E’ volta a sostenere i lavoratori occupati  a partire dal 23 febbraio 2020, presso unità produttive ubicate in Lombardia, per il periodo che intercorre fra la richiesta del trattamento di integrazione salariale, da parte dell’azienda, e la ricezione delle indennità erogate da INPS o da fondi di solidarietà, anche secondo quanto previsto dagli aggiornamenti della Convenzione del 30 marzo.

L’anticipazione massima concedibile è di 1.400 euro, nel caso di 9 settimane di cassa integrazione e avverrà con le modalità previste dalla citata Convenzione del 30 marzo.

Le banche favoriscono il ricorso a modalità operative telematiche al fine di limitare quanto più possibile l’accesso fisico presso le filiali, nel rispetto in questa fase delle misure di “distanziamento sociale”.
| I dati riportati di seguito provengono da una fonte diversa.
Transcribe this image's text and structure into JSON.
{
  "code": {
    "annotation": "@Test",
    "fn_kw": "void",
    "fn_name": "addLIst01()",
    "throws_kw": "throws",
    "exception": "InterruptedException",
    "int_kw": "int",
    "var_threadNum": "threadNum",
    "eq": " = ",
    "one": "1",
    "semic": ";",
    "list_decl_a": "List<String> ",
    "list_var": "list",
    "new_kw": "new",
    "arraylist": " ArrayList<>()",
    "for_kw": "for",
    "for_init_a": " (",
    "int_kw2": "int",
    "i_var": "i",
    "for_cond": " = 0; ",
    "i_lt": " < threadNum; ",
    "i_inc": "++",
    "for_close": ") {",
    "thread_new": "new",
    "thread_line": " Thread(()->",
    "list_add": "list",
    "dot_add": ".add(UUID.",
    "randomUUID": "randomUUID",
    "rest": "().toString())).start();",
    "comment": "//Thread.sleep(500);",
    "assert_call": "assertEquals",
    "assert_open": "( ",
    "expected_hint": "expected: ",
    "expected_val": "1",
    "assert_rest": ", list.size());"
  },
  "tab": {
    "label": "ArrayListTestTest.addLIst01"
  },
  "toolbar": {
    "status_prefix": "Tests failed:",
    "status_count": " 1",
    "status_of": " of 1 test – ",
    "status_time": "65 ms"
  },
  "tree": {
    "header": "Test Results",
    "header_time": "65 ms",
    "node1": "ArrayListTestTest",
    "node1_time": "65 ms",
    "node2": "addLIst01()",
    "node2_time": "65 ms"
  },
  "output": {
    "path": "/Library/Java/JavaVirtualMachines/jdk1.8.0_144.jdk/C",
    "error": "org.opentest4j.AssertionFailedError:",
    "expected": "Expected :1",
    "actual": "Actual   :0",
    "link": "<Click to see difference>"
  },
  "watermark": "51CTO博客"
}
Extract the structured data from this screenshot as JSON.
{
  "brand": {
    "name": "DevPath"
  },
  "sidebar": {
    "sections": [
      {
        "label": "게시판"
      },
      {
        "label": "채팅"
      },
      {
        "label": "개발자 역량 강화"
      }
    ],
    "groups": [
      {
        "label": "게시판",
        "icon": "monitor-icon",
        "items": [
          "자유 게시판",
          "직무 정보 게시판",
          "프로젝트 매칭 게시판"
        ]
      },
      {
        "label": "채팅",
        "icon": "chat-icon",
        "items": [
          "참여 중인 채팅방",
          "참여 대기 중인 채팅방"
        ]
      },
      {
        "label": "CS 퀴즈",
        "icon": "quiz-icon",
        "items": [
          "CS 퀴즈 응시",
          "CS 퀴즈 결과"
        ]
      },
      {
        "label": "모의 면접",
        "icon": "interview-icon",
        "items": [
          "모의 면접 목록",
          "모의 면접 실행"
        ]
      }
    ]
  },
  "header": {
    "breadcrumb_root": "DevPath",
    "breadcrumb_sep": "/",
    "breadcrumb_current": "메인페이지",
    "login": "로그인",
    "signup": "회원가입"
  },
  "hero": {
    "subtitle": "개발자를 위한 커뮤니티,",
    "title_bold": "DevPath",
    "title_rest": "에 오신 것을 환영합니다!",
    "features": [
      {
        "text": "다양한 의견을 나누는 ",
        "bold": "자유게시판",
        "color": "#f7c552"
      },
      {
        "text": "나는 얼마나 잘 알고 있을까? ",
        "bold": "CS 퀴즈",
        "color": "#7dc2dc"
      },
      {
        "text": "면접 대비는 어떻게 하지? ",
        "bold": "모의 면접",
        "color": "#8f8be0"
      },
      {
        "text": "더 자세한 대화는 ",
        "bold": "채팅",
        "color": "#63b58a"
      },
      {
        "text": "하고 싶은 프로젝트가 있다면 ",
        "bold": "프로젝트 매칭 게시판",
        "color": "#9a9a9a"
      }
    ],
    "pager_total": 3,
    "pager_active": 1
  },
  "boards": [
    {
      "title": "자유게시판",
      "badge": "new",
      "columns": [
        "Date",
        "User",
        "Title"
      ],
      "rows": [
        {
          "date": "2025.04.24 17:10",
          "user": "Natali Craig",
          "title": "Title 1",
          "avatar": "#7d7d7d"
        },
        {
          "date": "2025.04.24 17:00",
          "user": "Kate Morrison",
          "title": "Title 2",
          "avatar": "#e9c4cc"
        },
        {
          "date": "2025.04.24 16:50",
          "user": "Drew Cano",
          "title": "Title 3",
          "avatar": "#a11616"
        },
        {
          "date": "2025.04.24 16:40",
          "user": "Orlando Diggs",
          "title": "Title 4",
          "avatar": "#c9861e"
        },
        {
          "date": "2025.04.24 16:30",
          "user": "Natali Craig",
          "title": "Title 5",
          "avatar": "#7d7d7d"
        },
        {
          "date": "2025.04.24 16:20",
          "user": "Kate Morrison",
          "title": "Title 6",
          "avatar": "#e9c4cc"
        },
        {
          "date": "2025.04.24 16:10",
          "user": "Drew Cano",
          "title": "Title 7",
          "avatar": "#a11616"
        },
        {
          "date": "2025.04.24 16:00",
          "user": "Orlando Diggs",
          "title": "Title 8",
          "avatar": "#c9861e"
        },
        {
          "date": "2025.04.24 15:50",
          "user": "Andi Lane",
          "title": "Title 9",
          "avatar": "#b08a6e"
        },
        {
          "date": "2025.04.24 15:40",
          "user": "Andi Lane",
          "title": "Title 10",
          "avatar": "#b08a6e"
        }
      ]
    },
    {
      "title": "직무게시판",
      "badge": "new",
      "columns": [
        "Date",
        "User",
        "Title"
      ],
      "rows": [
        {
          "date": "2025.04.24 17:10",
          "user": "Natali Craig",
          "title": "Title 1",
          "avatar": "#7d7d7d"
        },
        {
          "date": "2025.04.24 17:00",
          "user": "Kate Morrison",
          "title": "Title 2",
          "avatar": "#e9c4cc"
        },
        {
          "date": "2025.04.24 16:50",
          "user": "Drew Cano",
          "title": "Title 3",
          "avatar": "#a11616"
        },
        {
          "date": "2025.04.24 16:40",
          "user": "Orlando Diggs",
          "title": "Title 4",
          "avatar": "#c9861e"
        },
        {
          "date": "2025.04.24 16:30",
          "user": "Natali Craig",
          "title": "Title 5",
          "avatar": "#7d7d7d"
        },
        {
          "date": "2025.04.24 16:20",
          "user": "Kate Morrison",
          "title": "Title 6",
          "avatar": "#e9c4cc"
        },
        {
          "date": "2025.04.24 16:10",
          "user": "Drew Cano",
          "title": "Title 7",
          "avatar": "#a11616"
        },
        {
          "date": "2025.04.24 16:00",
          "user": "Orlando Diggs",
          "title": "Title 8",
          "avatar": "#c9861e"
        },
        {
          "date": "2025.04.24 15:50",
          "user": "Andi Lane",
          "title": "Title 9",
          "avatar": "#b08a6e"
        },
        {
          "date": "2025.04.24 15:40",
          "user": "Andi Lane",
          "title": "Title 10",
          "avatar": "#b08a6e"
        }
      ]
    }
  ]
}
MODALITA’ DI RICHIESTA ANTICIPAZIONE SOCIALE:

Come indicato dalla Regione Lombardia, l’anticipazione si svolge secondo le seguenti modalità:

  1. L’ azienda presenta domanda di Cassa integrazione.
  2. L’azienda comunica al lavoratore di aver presentato domanda di Cassa Integrazione.
  3. Il lavoratore, con la comunicazione dell’azienda, contatta telefonicamente la propria banca per:
  4. richiedere l’anticipazione pari a 1.400 euro in caso di nove settimane di cassa integrazione;
  5. sottoscrivere il mandato irrevocabile alla banca a prelevare l’importo della Cassa Integrazione erogata dall’INPS a compensazione dell’anticipazione;
  6. trasmettere la lettera inviata ad INPS con cui ha indicato il conto corrente dove versare l’importo della Cassa Integrazione da cui la banca recupererà l’anticipazione.
  7. Regione (o INPS nel caso di Cassa Integrazione Ordinaria e Straordinaria) autorizza la richiesta di Cassa in integrazione dell’azienda.
  8. INPS eroga l’indennità di cassa integrazione sul conto corrente indicato dal lavoratore.
  9. La Banca recupera l’importo anticipato dal conto corrente indicato dal lavoratore.

IMPORTANTE: le parti sociali tra cui CONFAPI INDUSTRIA LOMBARDIA hanno negoziato con ABI Regionale e Regione Lombardia  la seguente deroga, rispetto alla Convenzione del 30 marzo 2020 siglata tra Governo, ABI e le Parti sociali:

Qualora la cassa integrazione non fosse erogata da INPS nei successivi 12 mesi sul conto corrente indicato dal lavoratore, la Banca può attivare la procedura di rimborso del Fondo Anticipazione regionale, anziché rivalersi sull’azienda.

ATTENZIONE: DOCUMENTI PER CHI HA RICHIESTO LA CASSA IN DEROGA

L’ABI ha inviato una nuova circolare alle banche in cui vengono forniti chiarimenti applicativi per la richiesta di anticipazione dell’assegno di cassa integrazione in deroga.

​All’atto della domanda di anticipazione dell’assegno di cassa integrazione in deroga il lavoratore deve far avere alla banca e al datore di lavoro il modulo B3, di cui alla Convenzione, nel quale è indicato l’Iban del conto corrente su cui verrà accreditato l’assegno di CIGD oppure dovrà fornire alla banca l’attestazione del datore di lavoro di aver provveduto a inserire tale indicazione nelle comunicazioni inviate per via telematica all’INPS.

Nella documentazione prevista dalla Convenzione, per la domanda di anticipazione della cassa integrazione in deroga, non è previsto che il lavoratore presenti alla banca il modello “SR 41”.

NOTA IMPORTANTE : Per le altre tipologie di casse integrazioni, per agevolare la presentazione delle domande, le banche possono ritenere sufficiente l’impegno contenuto in una dichiarazione firmata dal lavoratore e dal datore di lavoro.